A Short Take on Self-Deception

On October 12, 2006, in Games, by peterb

I can’t even summon the energy to write about Neverwinter Nights 2. I suspect this means I won’t be able to summon the energy to actually play it, either.

Mind you, I’m sure I’ll purchase it. I bought every NWN expansion like a good citizen, but the game lacked snap. It was a victim of its own compromises.

We can mock John Romero for his long hair and his broken promises. But if ever there was living, breathing proof of his dictum that “Content is King”, it is that Jade Empire was compelling from start to finish, and Neverwinter Nights makes me feel narcoleptic. They are built on the same basic technology. But one is fun, and the other isn’t.

This is above and beyond the other issues — the fact that whenever I wanted to play online with my friends, we all had to spend an hour and a half synchronizing on the right versions, getting the server configured, and so on. The fact that browsing the thousands upon thousands of fan-created modules is more fun than playing them. The tragiocomically bad camera. Neverwinter Nights fails to be fun in a particularly frustrating way. This isn’t an obvious stinker like, say, Dungeon Siege. Everything about Neverwinter radiates fun. Everything about it sounds fun. Everything about it looks like fun. For the love of all that is good and holy, it should be fun.

But it isn’t fun. Why?

The politically correct attitude among gamers — by which I mean “people who have so little to do with their time that they’re willing to install and play games on a computer instead of a box hooked up to their TV” — is to pretend that user created content is the apotheosis of cool. Witness the recent bloggy wanking about how modders “saved” Oblivion, a game with an original story line, stunning graphic design, and intriguing gameplay because they created mods like “made the water more transparent.”

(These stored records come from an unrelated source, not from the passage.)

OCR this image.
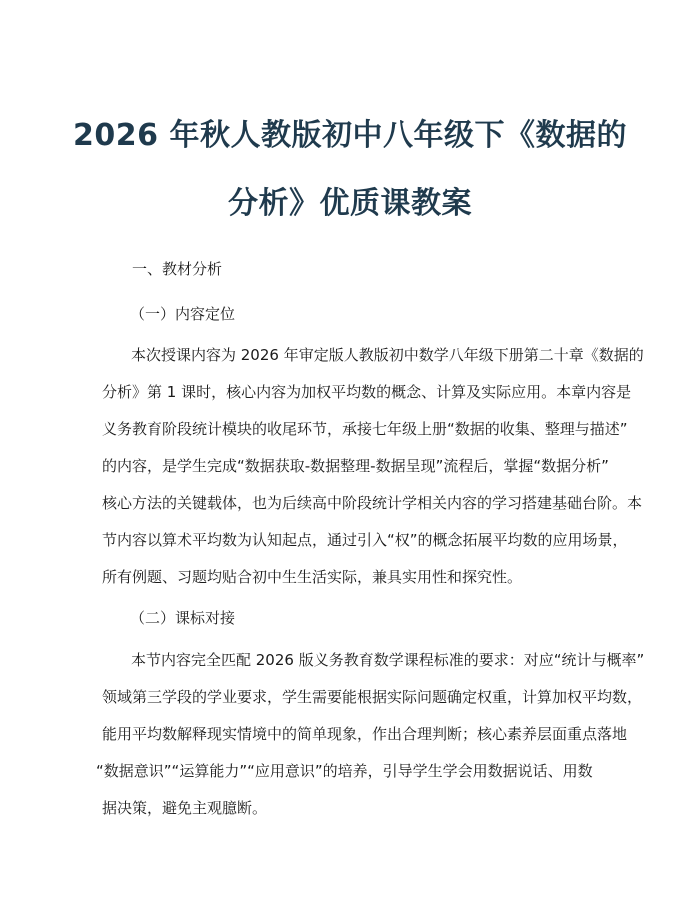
2026 年秋人教版初中八年级下《数据的
分析》优质课教案
一、教材分析
（一）内容定位
本次授课内容为 2026 年审定版人教版初中数学八年级下册第二十章《数据的
分析》第 1 课时，核心内容为加权平均数的概念、计算及实际应用。本章内容是
义务教育阶段统计模块的收尾环节，承接七年级上册“数据的收集、整理与描述”
的内容，是学生完成“数据获取-数据整理-数据呈现”流程后，掌握“数据分析”
核心方法的关键载体，也为后续高中阶段统计学相关内容的学习搭建基础台阶。本
节内容以算术平均数为认知起点，通过引入“权”的概念拓展平均数的应用场景，
所有例题、习题均贴合初中生生活实际，兼具实用性和探究性。
（二）课标对接
本节内容完全匹配 2026 版义务教育数学课程标准的要求：对应“统计与概率”
领域第三学段的学业要求，学生需要能根据实际问题确定权重，计算加权平均数，
能用平均数解释现实情境中的简单现象，作出合理判断；核心素养层面重点落地
“数据意识”“运算能力”“应用意识”的培养，引导学生学会用数据说话、用数
据决策，避免主观臆断。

The thing is: it isn’t true. Neverwinter for example, has many user-created modules that are “fun” on some abstract level. Nice plot. Good scripting. Clever puzzles. But the sense of you’ve-been-here-before ennui is strong throughout. It’s not a fair comparison. The simple fact is that no matter how good a module Jeb and George write, the hundreds of artists, writers, musicians, set designers, modelers, and QA personnel who worked on Jade Empire make a real difference. Both Knights of the Old Republic and Jade Empire have a quality about them that the Top Gear guys, when talking about cars, call “bespoke.” That’s what’s missing from the best user-created Neverwinter Nights modules. I think it’s the need to create something that could be used by Jeb and George to create Generic D&D Module G6: Against The Vault Of The Drow On The Borderlands that forces Neverwinter into a very cookie-cutter sort of design sensibility. And it shows.

To be frank, I haven’t paid very close attention to NWN 2, simply because I have an assumption going in that however good it is, it (and the user-created content for it) will lack this bespoke quality. Maybe someone at Bioware can set me straight. I figure they still owe me a favor for the Inscrutable Denominator of Heavenly Glory.

We’ll see.

 

2 Responses to “A Short Take on Self-Deception”

  1. TrueTallus says:

    Well, as you mentioned, Oblivion was designed with user created content in mind, and it didn’t suffer from the same “I’m seeing this for the first time but somehow I’ve already seen it” problem that Neverwinter did. Hopefully with a new team (Obsidian is developing Neverwinter 2, not Bioware) and an entirely new engine, things will come off better this time.

  2. peterb says:

    Incidentally, this post at Something Awful is relevant to this article.